In connection with the Offer, any of the Banks and any of their affiliates, acting as investors for their own accounts, may take up a portion of the Shares in the Offer as a principal position, and in that capacity may retain, purchase, sell, offer to sell or otherwise deal for their own accounts in such Shares and other securities of the Company or related investments and may offer or sell such Shares or other investments otherwise than in connection with the Offer. Accordingly, references in the final Prospectus, once published, to the Shares being issued, offered, subscribed for, acquired, placed or otherwise dealt in should be read as including any issue or offer to, or subscription, acquisition, placing of or dealing in the Shares by, any Bank and any of its affiliates acting as an investor for their own accounts. In addition, certain of the Banks or their affiliates may enter into financing arrangements (including swaps) with investors in connection with which the Banks (or their affiliates) may from time to time acquire, hold or dispose of Shares.
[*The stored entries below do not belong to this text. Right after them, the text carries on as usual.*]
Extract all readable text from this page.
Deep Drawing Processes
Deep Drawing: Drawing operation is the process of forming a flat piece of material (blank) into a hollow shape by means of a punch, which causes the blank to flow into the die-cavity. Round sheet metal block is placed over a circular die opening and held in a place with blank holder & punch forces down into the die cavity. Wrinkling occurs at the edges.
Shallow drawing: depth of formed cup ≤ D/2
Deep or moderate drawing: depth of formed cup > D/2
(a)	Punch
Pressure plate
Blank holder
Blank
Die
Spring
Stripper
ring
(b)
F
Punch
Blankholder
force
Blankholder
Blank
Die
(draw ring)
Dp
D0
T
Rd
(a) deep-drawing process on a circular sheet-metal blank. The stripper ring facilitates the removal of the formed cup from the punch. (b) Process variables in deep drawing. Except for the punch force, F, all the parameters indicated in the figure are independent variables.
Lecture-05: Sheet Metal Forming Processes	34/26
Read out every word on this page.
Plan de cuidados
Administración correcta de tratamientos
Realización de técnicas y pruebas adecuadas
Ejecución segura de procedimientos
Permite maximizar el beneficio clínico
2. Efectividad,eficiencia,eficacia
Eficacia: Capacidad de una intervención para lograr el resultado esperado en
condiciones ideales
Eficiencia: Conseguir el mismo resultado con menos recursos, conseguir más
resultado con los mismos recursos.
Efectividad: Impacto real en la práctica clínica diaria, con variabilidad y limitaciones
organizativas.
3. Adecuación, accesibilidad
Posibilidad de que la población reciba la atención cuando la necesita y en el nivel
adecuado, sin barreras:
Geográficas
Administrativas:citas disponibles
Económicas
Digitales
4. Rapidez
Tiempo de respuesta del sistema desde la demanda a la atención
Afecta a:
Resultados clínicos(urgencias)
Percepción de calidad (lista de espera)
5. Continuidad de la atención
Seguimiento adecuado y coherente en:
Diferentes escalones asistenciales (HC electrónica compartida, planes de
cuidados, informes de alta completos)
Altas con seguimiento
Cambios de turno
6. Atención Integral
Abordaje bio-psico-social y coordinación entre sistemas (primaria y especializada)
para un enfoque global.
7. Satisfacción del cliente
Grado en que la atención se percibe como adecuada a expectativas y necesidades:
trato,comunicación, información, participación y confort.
Neither the Banks nor any of their affiliates intend to disclose the extent of any such investment or transactions otherwise than in accordance with any legal or regulatory obligations to do so.
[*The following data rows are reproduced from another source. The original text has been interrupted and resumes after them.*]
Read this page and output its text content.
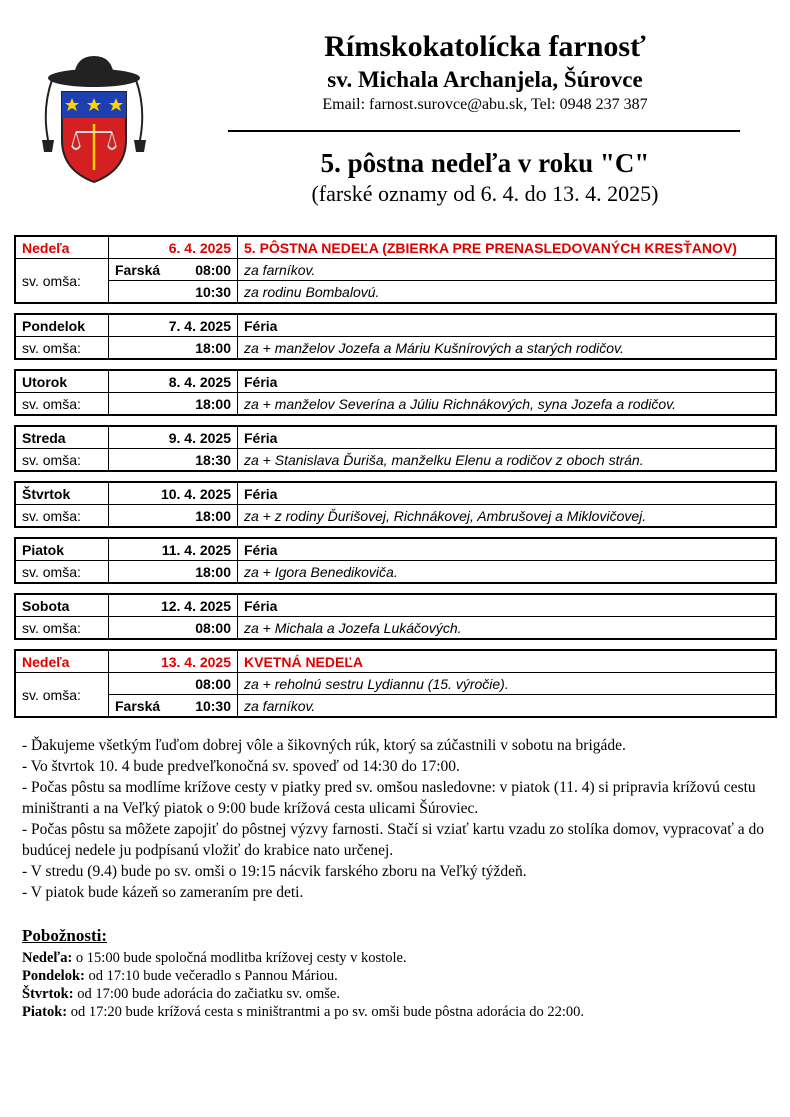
Rímskokatolícka farnosť
sv. Michala Archanjela, Šúrovce
Email: farnost.surovce@abu.sk, Tel: 0948 237 387
5. pôstna nedeľa v roku "C"
(farské oznamy od 6. 4. do 13. 4. 2025)
Nedeľa	6. 4. 2025	5. PÔSTNA NEDEĽA (ZBIERKA PRE PRENASLEDOVANÝCH KRESŤANOV)
sv. omša:	Farská 08:00	za farníkov.

	10:30	za rodinu Bombalovú.
Pondelok	7. 4. 2025	Féria
sv. omša:	18:00	za + manželov Jozefa a Máriu Kušnírových a starých rodičov.
Utorok	8. 4. 2025	Féria
sv. omša:	18:00	za + manželov Severína a Júliu Richnákových, syna Jozefa a rodičov.
Streda	9. 4. 2025	Féria
sv. omša:	18:30	za + Stanislava Ďuriša, manželku Elenu a rodičov z oboch strán.
Štvrtok	10. 4. 2025	Féria
sv. omša:	18:00	za + z rodiny Ďurišovej, Richnákovej, Ambrušovej a Miklovičovej.
Piatok	11. 4. 2025	Féria
sv. omša:	18:00	za + Igora Benedikoviča.
Sobota	12. 4. 2025	Féria
sv. omša:	08:00	za + Michala a Jozefa Lukáčových.
Nedeľa	13. 4. 2025	KVETNÁ NEDEĽA
sv. omša:	08:00	za + reholnú sestru Lydiannu (15. výročie).

	Farská 10:30	za farníkov.

- Ďakujeme všetkým ľuďom dobrej vôle a šikovných rúk, ktorý sa zúčastnili v sobotu na brigáde.

- Vo štvrtok 10. 4 bude predveľkonočná sv. spoveď od 14:30 do 17:00.

- Počas pôstu sa modlíme krížove cesty v piatky pred sv. omšou nasledovne: v piatok (11. 4) si pripravia krížovú cestu miništranti a na Veľký piatok o 9:00 bude krížová cesta ulicami Šúroviec.

- Počas pôstu sa môžete zapojiť do pôstnej výzvy farnosti. Stačí si vziať kartu vzadu zo stolíka domov, vypracovať a do budúcej nedele ju podpísanú vložiť do krabice nato určenej.

- V stredu (9.4) bude po sv. omši o 19:15 nácvik farského zboru na Veľký týždeň.

- V piatok bude kázeň so zameraním pre deti.

Pobožnosti:

Nedeľa: o 15:00 bude spoločná modlitba krížovej cesty v kostole.

Pondelok: od 17:10 bude večeradlo s Pannou Máriou.

Štvrtok: od 17:00 bude adorácia do začiatku sv. omše.

Piatok: od 17:20 bude krížová cesta s miništrantmi a po sv. omši bude pôstna adorácia do 22:00.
None of the Banks or any of their respective directors, officers, employees, advisers or agents accepts any responsibility or liability whatsoever for, or makes any representation or warranty, express or implied, as to, the truth, accuracy or completeness of the information in this announcement (or whether any information has been omitted from the announcement) or any other information relating to the Company, its subsidiaries or associated companies, whether written, oral or in a visual or electronic form, and howsoever transmitted or made available or for any loss howsoever arising from any use of this announcement or its contents or otherwise arising in connection therewith.
In connection with the Offer, BofA Merrill Lynch (as stabilising manager), or any of its agents, may (but will be under no obligation to), to the extent permitted by applicable law and for stabilisation purposes, over-allot Shares up to a total of 15% of the total number of Shares included in the Offer or effect other transactions with a view to supporting the market price of the Shares or any options, warrants or rights with respect to, or other interest in, the Shares or other securities of the Company, in each case at a higher level than that which might otherwise prevail in the open market. BofA Merrill Lynch is not required to enter into such transactions and such transactions may be effected on any securities market, over-the-counter market, stock exchange or otherwise and may be undertaken at any time during the period commencing on the date of the conditional dealings in the Shares on the London Stock Exchange and ending no later than 30 calendar days thereafter. Such stabilisation, if commenced, may be discontinued at any time without prior notice. However, there will be no obligation on BofA Merrill Lynch or any of its agents to effect stabilising transactions and there is no assurance that stabilising transactions will be undertaken. In no event will measures be taken to stabilise the market price of the Shares above the offer price. Except as required by law or regulation, neither BofA Merrill Lynch nor any of its agents intends to disclose the extent of any over-allotments made and/or stabilisation transactions conducted in relation to the Offer.
For the purposes of allowing it to cover short positions resulting from any such over-allotments and/or from sales of Shares effected by it during the stabilising period, BofA Merrill Lynch will enter into over-allotment arrangements pursuant to which BofA Merrill Lynch may purchase, or procure purchasers for, additional Shares up to 15 per cent. of the total number of Shares included in the Offer (the "Over-allotment Shares") at the offer price. The over-allotment arrangements may be exercised in whole or in part upon notice by BofA Merrill Lynch at any time on or before the 30th calendar day after the commencement of conditional dealings in the Shares on the London Stock Exchange. Any Over-allotment Shares made available pursuant to the over-allotment arrangements will be made available on the same terms and conditions as Shares being offered pursuant to the Offer and will rank pari passu in all respects with, and form a single class with, all other Shares (including for all dividends and other distributions declared, made or paid on the Shares).
Certain figures contained in this document, including financial information, have been subject to rounding adjustments. Accordingly, in certain instances, the sum or percentage change of the numbers contained in this document may not conform exactly with the total figure given.